Además de los solares, hay otro producto que este profesional desaconseja aplicar una vez pasada la fecha de consumo recomendado: los contornos de ojos.“Este tratamiento se aplica en una zona muy delicada, donde la piel es mucho más fina y puede reaccionar con facilidad, al ser muy sensible”.

Respecto a la conservación, Bernat recomienda tener los tratamientos como el botiquín: “Conservados en un lugar fresco y seco, donde no incida la luz directa.Nosotros, en la farmacia, tenemos esto en cuenta hasta a la hora de crear los escaparates. Siempre que exponemos un producto luego no lo vendemos, o tratamos de colocar sólo la caja”.
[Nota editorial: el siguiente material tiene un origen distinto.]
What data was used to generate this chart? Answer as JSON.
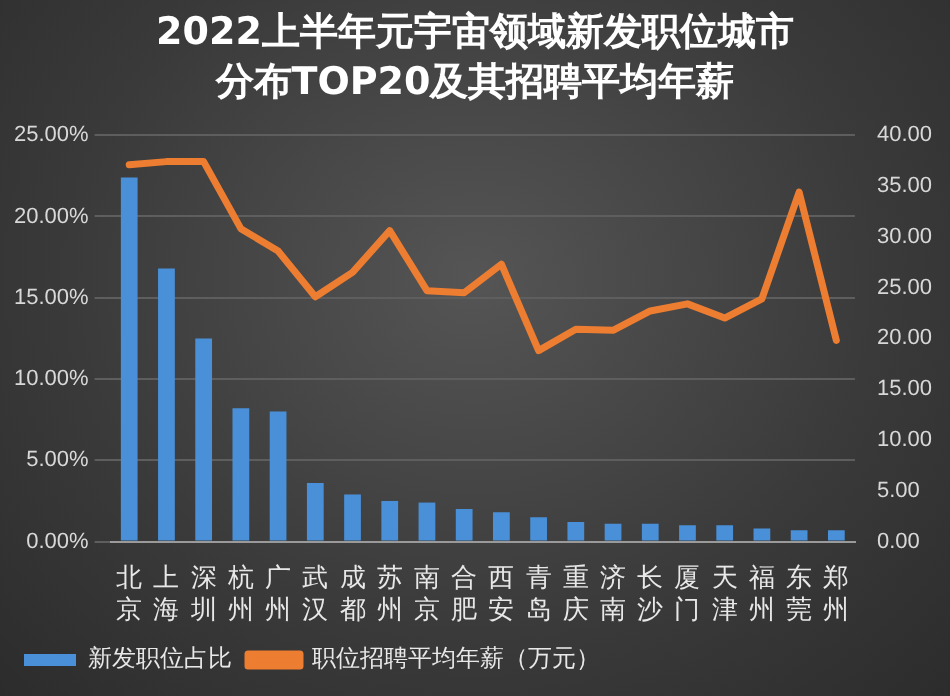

La vida útil de un lápiz de ojos o unos polvos compactos es superior a una crema o emulsión, pues la formulación de éstas es menos estable. “Con el paso del tiempo, puede producirse pérdida del perfume, alteración del color, pérdida de transparencia, etc. Estos efectos no son dañinos ni suponen riesgos para el consumidor, pero puede ocurrir que, si el producto no se conserva en las condiciones indicadas por el fabricante, existan alteraciones del pH que provocarán irritación o contaminación bacteriana, en cuyo caso existe riesgo de infección”, concluye Inmaculada Vivó.